Des quadrupèdes. J'ai ajouté ces mots, qui me semblent indispensables.

Une partie qui a du sang... Il est impossible de savoir nettement quelles sont ces deux parties qu'Aristote veut distinguer ; rien dans l'organisation des testicules ne présente la différence qu'il signale. Leur substance présente beaucoup de vaisseaux remplis de liqueur séminale et entrelacés de vaisseaux sanguins. Ces vaisseaux partent en général de l'épididyme. Des circonvolutions de l'épididyine, part le canal déférent, qui remonte jusqu'à la vésicule séminale; puis, il descend au-dessous et forme le canal éjaculateur. La liqueur séminale entre à ce point dans le canal de l'urètre, venu de la vessie, et elle sort par le gland et le méat urinaire. Cette conformation se répète pour chacun des testicules, dans les animaux où, comme chez l'homme , ces organes sont indépendants et extérieurs. II n'est pas douteux qu'Aristote a du voir les parties principales de cette organisation ; et le redoublement dont il parle ne peut s'appliquer qu'au canal déférent, d'une part, et au canal de l'urètre d'autre part. Il me semble que c'est là la conjecture la plus probable.

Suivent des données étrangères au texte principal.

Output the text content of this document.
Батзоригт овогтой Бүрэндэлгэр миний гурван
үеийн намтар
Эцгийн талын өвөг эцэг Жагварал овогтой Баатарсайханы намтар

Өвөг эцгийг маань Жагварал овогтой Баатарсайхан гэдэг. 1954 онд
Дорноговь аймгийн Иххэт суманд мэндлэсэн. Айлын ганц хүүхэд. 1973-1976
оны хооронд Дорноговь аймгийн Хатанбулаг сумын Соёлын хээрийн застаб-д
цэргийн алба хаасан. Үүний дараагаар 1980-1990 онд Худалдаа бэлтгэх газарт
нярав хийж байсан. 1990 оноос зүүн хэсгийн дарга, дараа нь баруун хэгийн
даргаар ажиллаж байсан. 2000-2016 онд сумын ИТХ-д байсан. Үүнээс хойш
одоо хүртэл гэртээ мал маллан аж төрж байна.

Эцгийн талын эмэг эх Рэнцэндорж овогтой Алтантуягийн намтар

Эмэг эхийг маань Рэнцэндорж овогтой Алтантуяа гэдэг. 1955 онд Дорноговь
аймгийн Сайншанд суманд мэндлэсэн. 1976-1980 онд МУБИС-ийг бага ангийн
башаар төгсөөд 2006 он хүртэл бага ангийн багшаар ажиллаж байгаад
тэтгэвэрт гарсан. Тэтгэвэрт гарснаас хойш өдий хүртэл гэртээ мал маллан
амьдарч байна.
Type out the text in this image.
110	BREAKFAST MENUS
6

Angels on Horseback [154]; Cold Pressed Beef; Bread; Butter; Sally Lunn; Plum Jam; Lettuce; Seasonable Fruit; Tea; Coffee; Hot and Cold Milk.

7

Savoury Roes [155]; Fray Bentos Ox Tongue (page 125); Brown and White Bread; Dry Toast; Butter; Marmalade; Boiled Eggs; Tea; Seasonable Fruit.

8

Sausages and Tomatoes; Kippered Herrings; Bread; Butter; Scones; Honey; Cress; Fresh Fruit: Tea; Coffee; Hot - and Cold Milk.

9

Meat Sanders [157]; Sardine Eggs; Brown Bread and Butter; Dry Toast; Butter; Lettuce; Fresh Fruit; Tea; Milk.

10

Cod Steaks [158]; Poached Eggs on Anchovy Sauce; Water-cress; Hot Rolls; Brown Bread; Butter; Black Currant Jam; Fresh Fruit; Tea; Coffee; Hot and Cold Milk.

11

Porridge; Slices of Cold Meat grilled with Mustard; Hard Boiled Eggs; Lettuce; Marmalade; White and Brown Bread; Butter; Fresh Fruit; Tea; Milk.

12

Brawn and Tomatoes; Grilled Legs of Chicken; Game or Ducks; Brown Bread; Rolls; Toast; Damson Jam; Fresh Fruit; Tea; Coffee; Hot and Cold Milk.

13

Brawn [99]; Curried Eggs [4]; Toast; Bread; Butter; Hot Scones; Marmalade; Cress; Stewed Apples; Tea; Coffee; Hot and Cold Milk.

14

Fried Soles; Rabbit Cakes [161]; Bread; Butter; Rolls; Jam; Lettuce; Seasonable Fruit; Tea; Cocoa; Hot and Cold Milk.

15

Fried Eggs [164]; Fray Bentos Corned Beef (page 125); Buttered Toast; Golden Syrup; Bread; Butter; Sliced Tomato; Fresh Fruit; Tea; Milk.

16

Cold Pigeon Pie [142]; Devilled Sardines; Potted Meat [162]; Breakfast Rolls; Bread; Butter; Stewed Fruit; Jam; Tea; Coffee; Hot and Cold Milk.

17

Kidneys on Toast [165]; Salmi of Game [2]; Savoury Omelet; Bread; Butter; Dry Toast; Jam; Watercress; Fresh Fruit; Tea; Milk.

La seconde partie du redoublement. C'est sans doute du canal de l'urètre qu'il s'agit; il est lotit droit en effet, sauf quelques inflexions, à partir de la vessie jusqu'à l'extrémité de la verge.

§ 4. Ni testicules, ni verge. C'est une erreur: les reptiles ont des testicules, qui sont cachés dans la cavité abdominale, contre la face inférieure des reins. Quant à la verge, les chéloniens n'en ont qu'une; les sauriens et les ophidiens en ont deux, pour la plupart ; les batraciens en manquent complètement : voir Cuvier. Anatomie comparée, lre édition, tome V, pp. 25 et 113.

Antérieurement. Plus haut, § 1. et ch. iii, § 1.

Parce qu'ils n'ont pas de jambes... à cause de leur longueur. Il n'est pas besoin de faire remarquer l'insuffisance de ces explications.

Que des canaux. Ou pourrait ajouter : « Séminifères ».

La semence se refroidirait. Cette explication ne vaut pas mieux que les précédentes.

§ 5. Qui ont une longue verge. Voir Cuvier, loc. cit., pp. 84 et suiv. La verge de l'éléphant est pliée dans son fourreau, en forme de double S. Celle des ruminants a aussi des replis tout particuliers. Dans le chameau, dans le dromadaire et dans le chat, l'extrémité de la verge est repliée en arrière, et de là vient que ces animaux urinent par derrière; mais dans l'érection, elle se redresse et se porte en avant.

On voit donc bien. La conclusion ne semble pas justifiée par ce qui précède.

§ 6. Impossibilité de monter. Celte raison est excellente.

De parties pour se saisir mutuellement. Ces parties seraient des membres dans le genre de ceux des quadrupèdes, ou ceux de l'homme.

Ils se séparent plus lentement. L'explication est également très exacte. Sur l'accouplement des serpents, voir l'Histoire des Animaux, liv. V, §, 2, de ma traduction. Le mode d'accouplement des reptiles est fort curieux; Aristote a bien fait de s'y arrêter. La science moderne y a donné généralement moins d'attention.